Situational awareness means having an accurate understanding of what is happening around you and what is likely to happen.


The captain's ability to know where on Earth the yacht is at all times is the essence of navigation. Situational awareness, a key trait of a competent captain, means understanding how the wind, current and sea are affecting the planned route and the vessel's ETA.

Once navigators know where their vessel is leaving from (the departure point), and where it is going to (the arrival point), all they have to do is figure out where their yacht is along the way. It is this bit in between, figuring out where the boat is in relation to the beginning and ending points, where the science of navigation becomes an art.

Throughout history, the foundation of navigation has been something called dead reckoning. It is a strange term that actually means deduced reckoning where a vessel is, based on its direction and distance and speed traveled.

In ship's logbooks hundreds of years ago, the column labeled deduced reckoning was abbreviated as dead reckoning, which evolved into the term we use today. A dead reckoning position does not take into account any outside forces such as wind driven leeway or the set and drift of the current. It is just a good guess of where a captain thinks the vessel is.


Dead reckoning is the process of calculating the current position of a moving object by using a previously determined position, or fix, and incorporating estimates of speed, heading (or direction or course), and elapsed time. 

The art of navigation refines that good guess into a better guess by applying outside forces like leeway and current. This better guess is called an estimated position. We can refine that better guess of a where a vessel is further into a best guess by using more advanced position-fixing techniques to get a fix. To obtain a fix far from shore, mariners have developed various astronomical and electronic methods over many centuries cross staffs, back staffs, astrolabes, quadrants, octants, sextants, RDF, Decca, LORAN and GPS are all part of this long line of techniques.
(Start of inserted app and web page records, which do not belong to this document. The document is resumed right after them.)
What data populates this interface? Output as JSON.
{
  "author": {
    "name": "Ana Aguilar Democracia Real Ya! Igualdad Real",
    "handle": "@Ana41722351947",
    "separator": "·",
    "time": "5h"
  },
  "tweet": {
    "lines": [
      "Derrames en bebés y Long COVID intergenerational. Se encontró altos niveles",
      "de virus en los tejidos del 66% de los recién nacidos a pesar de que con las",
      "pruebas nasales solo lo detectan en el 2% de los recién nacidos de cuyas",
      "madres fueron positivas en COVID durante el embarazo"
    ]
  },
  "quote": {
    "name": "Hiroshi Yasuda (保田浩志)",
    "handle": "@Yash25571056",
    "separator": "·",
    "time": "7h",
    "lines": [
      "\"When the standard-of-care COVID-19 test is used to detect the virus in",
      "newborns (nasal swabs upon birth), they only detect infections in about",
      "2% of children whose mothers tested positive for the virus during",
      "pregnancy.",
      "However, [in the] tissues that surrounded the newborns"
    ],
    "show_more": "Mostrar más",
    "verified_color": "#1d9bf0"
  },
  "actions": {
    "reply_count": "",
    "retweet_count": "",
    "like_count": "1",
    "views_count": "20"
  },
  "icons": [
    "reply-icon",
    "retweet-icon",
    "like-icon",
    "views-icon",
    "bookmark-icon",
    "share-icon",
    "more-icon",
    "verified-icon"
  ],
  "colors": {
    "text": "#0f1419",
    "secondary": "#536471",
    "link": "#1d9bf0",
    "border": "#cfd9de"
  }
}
But when all else fails, it is the humble dead reckoning position that will keep us from getting lost at sea, and is the basis of all our navigation and chart work. Dead reckoning entries are made in the ship's logbook every hour on the hour, and every time there is a major course change or speed change. Maintaining a ship's log is a fundamental skill, along with plotting positions on a paper chart with dividers and parallel rulers.
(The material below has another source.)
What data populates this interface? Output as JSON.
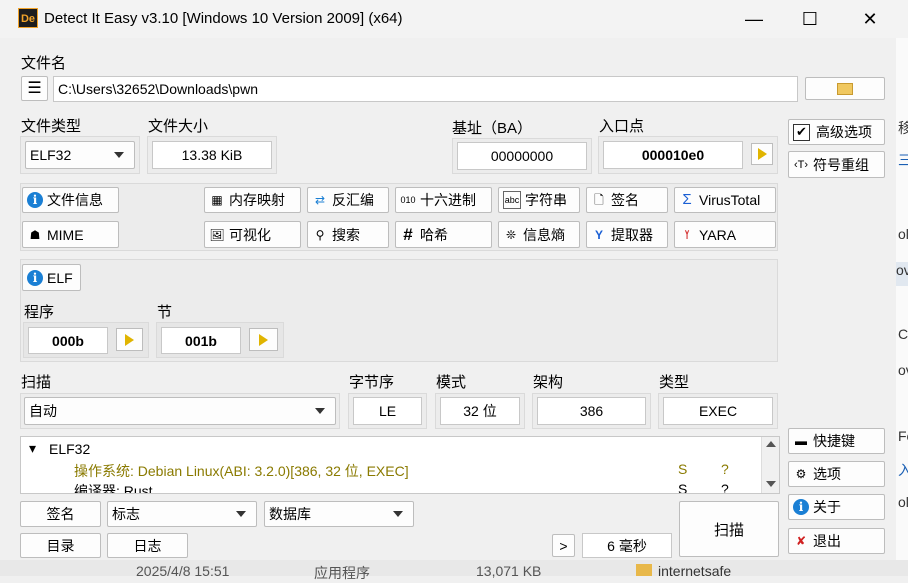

The benefits of plotting positions with and old-fashioned pen and paper are difficult to ignore.

Good navigation is an active task, not a passive one. Just looking down at a chart display to make sure that the boat's icon is sitting on the course line to the next waypoint is a passive technique. Constantly checking where the boat is and comparing it to the boat's icon on the electronic chart display to confirm the correct position is an active technique.

When in sight of land, coastal navigation methods such as using a hand-bearing compass to take a three-point fix, plotting danger bearings, and lining up natural ranges to make you're your boat is on course are all navigational tools of the trade. Far out at sea, boaters have been using a sextant to measure the altitudes of the sun, moon, stars and planets to obtain a three-point fix for hundreds of years.
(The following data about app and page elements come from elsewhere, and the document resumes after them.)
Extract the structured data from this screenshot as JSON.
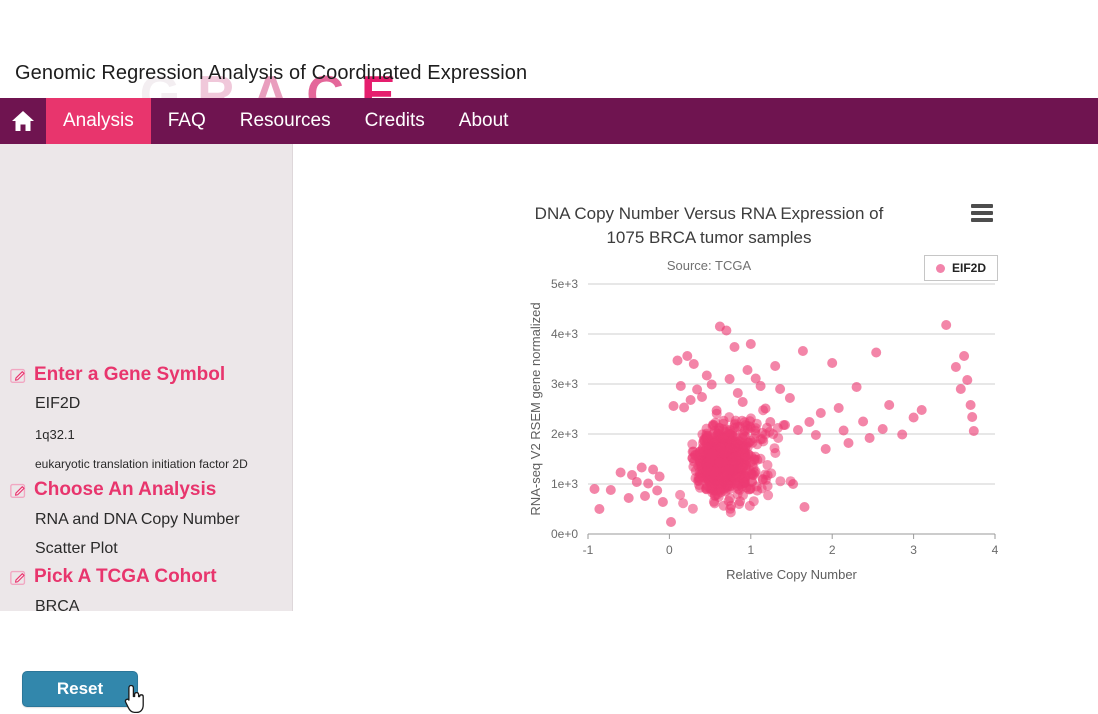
{
  "brand": {
    "logo_text": "GRACE",
    "logo_letters": [
      "G",
      "R",
      "A",
      "C",
      "E"
    ],
    "tagline": "Genomic Regression Analysis of Coordinated Expression",
    "accent_pink": "#e8356d",
    "nav_purple": "#6f1450",
    "sidebar_bg": "#ece7e9",
    "reset_blue": "#3287ac",
    "point_pink": "#ec3a73"
  },
  "nav": {
    "home_icon": "home-icon",
    "items": [
      {
        "label": "Analysis",
        "active": true
      },
      {
        "label": "FAQ",
        "active": false
      },
      {
        "label": "Resources",
        "active": false
      },
      {
        "label": "Credits",
        "active": false
      },
      {
        "label": "About",
        "active": false
      }
    ]
  },
  "sidebar": {
    "sections": [
      {
        "heading": "Enter a Gene Symbol",
        "icon": "edit-pencil-icon",
        "values": [
          "EIF2D",
          "1q32.1",
          "eukaryotic translation initiation factor 2D"
        ]
      },
      {
        "heading": "Choose An Analysis",
        "icon": "edit-pencil-icon",
        "values": [
          "RNA and DNA Copy Number",
          "Scatter Plot"
        ]
      },
      {
        "heading": "Pick A TCGA Cohort",
        "icon": "edit-pencil-icon",
        "values": [
          "BRCA"
        ]
      }
    ],
    "reset_label": "Reset"
  },
  "chart_panel": {
    "menu_icon": "hamburger-menu-icon",
    "legend": {
      "label": "EIF2D",
      "marker_color": "#f284ab"
    }
  },
  "chart_data": {
    "type": "scatter",
    "title": "DNA Copy Number Versus RNA Expression of 1075 BRCA tumor samples",
    "title_line1": "DNA Copy Number Versus RNA Expression of",
    "title_line2": "1075 BRCA tumor samples",
    "subtitle": "Source: TCGA",
    "xlabel": "Relative Copy Number",
    "ylabel": "RNA-seq V2 RSEM gene normalized",
    "xlim": [
      -1,
      4
    ],
    "ylim": [
      0,
      5000
    ],
    "xticks": [
      -1,
      0,
      1,
      2,
      3,
      4
    ],
    "xticklabels": [
      "-1",
      "0",
      "1",
      "2",
      "3",
      "4"
    ],
    "yticks": [
      0,
      1000,
      2000,
      3000,
      4000,
      5000
    ],
    "yticklabels": [
      "0e+0",
      "1e+3",
      "2e+3",
      "3e+3",
      "4e+3",
      "5e+3"
    ],
    "grid": true,
    "legend_position": "top-right",
    "n_samples": 1075,
    "series": [
      {
        "name": "EIF2D",
        "color": "#ec3a73",
        "marker_radius": 5,
        "opacity": 0.55,
        "cluster": {
          "n": 900,
          "x_mean": 0.45,
          "x_sd": 0.3,
          "x_min": 0.0,
          "x_max": 1.6,
          "y_mean": 1450,
          "y_sd": 330,
          "y_min": 350,
          "y_max": 2600,
          "correlation": 0.55
        },
        "outliers": [
          [
            -0.92,
            900
          ],
          [
            -0.86,
            500
          ],
          [
            -0.72,
            880
          ],
          [
            -0.6,
            1230
          ],
          [
            -0.5,
            720
          ],
          [
            -0.46,
            1180
          ],
          [
            -0.4,
            1040
          ],
          [
            -0.34,
            1330
          ],
          [
            -0.3,
            760
          ],
          [
            -0.26,
            1010
          ],
          [
            -0.2,
            1290
          ],
          [
            -0.15,
            870
          ],
          [
            -0.12,
            1150
          ],
          [
            -0.08,
            640
          ],
          [
            0.02,
            240
          ],
          [
            0.05,
            2560
          ],
          [
            0.1,
            3470
          ],
          [
            0.14,
            2960
          ],
          [
            0.18,
            2530
          ],
          [
            0.22,
            3560
          ],
          [
            0.26,
            2680
          ],
          [
            0.3,
            3400
          ],
          [
            0.34,
            2890
          ],
          [
            0.4,
            2740
          ],
          [
            0.46,
            3170
          ],
          [
            0.52,
            2990
          ],
          [
            0.58,
            2470
          ],
          [
            0.62,
            4150
          ],
          [
            0.7,
            4070
          ],
          [
            0.74,
            3100
          ],
          [
            0.8,
            3740
          ],
          [
            0.84,
            2820
          ],
          [
            0.9,
            2640
          ],
          [
            0.96,
            3280
          ],
          [
            1.0,
            3800
          ],
          [
            1.06,
            3110
          ],
          [
            1.12,
            2960
          ],
          [
            1.18,
            2510
          ],
          [
            1.24,
            2240
          ],
          [
            1.3,
            3360
          ],
          [
            1.36,
            2900
          ],
          [
            1.42,
            2180
          ],
          [
            1.48,
            2720
          ],
          [
            1.52,
            1000
          ],
          [
            1.58,
            2080
          ],
          [
            1.64,
            3660
          ],
          [
            1.66,
            540
          ],
          [
            1.72,
            2240
          ],
          [
            1.8,
            1980
          ],
          [
            1.86,
            2420
          ],
          [
            1.92,
            1700
          ],
          [
            2.0,
            3420
          ],
          [
            2.08,
            2520
          ],
          [
            2.14,
            2070
          ],
          [
            2.2,
            1820
          ],
          [
            2.3,
            2940
          ],
          [
            2.38,
            2250
          ],
          [
            2.46,
            1920
          ],
          [
            2.54,
            3630
          ],
          [
            2.62,
            2100
          ],
          [
            2.7,
            2580
          ],
          [
            2.86,
            1990
          ],
          [
            3.0,
            2330
          ],
          [
            3.1,
            2480
          ],
          [
            3.4,
            4180
          ],
          [
            3.52,
            3340
          ],
          [
            3.58,
            2900
          ],
          [
            3.62,
            3560
          ],
          [
            3.66,
            3080
          ],
          [
            3.7,
            2580
          ],
          [
            3.72,
            2340
          ],
          [
            3.74,
            2060
          ]
        ]
      }
    ]
  }
}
Smart navigation begins with voyage planning, no matter how short or long your planned trip. The navigator must appraise, plan, execute and monitor every journey. Appraisal includes having all the charts, cruising guides, tide tables and electronic tools (radar, GPS, chart plotter) necessary.


When faithfully following a device like a GPS, we tend to fall into tunnel vision, losing our awareness of what is happening around us.

Planning includes plotting the intended route and becoming aware of all possible hazards along the way. Execution means leaving the dock and following the voyage plan. Monitoring means taking the written passage plan and, once underway, adjusting it for changes in the weather, mechanical breakdowns or crew illnesses.

In 1996, the Navy decided it would no longer teach celestial navigation to the midshipmen at the Naval Academy. Why? Because by 1995, the constellation of Global Positioning System satellites launched by the Department of Defense was working well enough to give mariners GPS positions that were accurate within tens of feet anywhere on Earth. Since then, GPS has become ubiquitous on our boats, in our cars, and in our smart phones.

But in late 2015 the Navy reversed itself, and middies are once again being taught celestial navigation at Annapolis. Why? Because the threat of cyberattacks is real, the GPS system has the potential to be hacked, and during wartime satellites can be destroyed. The Navy also understands that if power is lost aboard a ship, the computers and all on-board electronic navigation systems will go dark. It is critical to know what to do aboard your boat in the event of a power loss to all electronic navigational equipment.


Traditional celestial navigation requires measuring the angle of a star or planet in the sky.

As boaters, the journey to our destination should be just as important as what we do when we get there. Learning how to use the complete toolkit of available navigation techniques and honing those skills by continued practice helps assure a safe journey. It also directly connects us to mariners of the past, who used many of those same methods to sail across oceans and explore new worlds.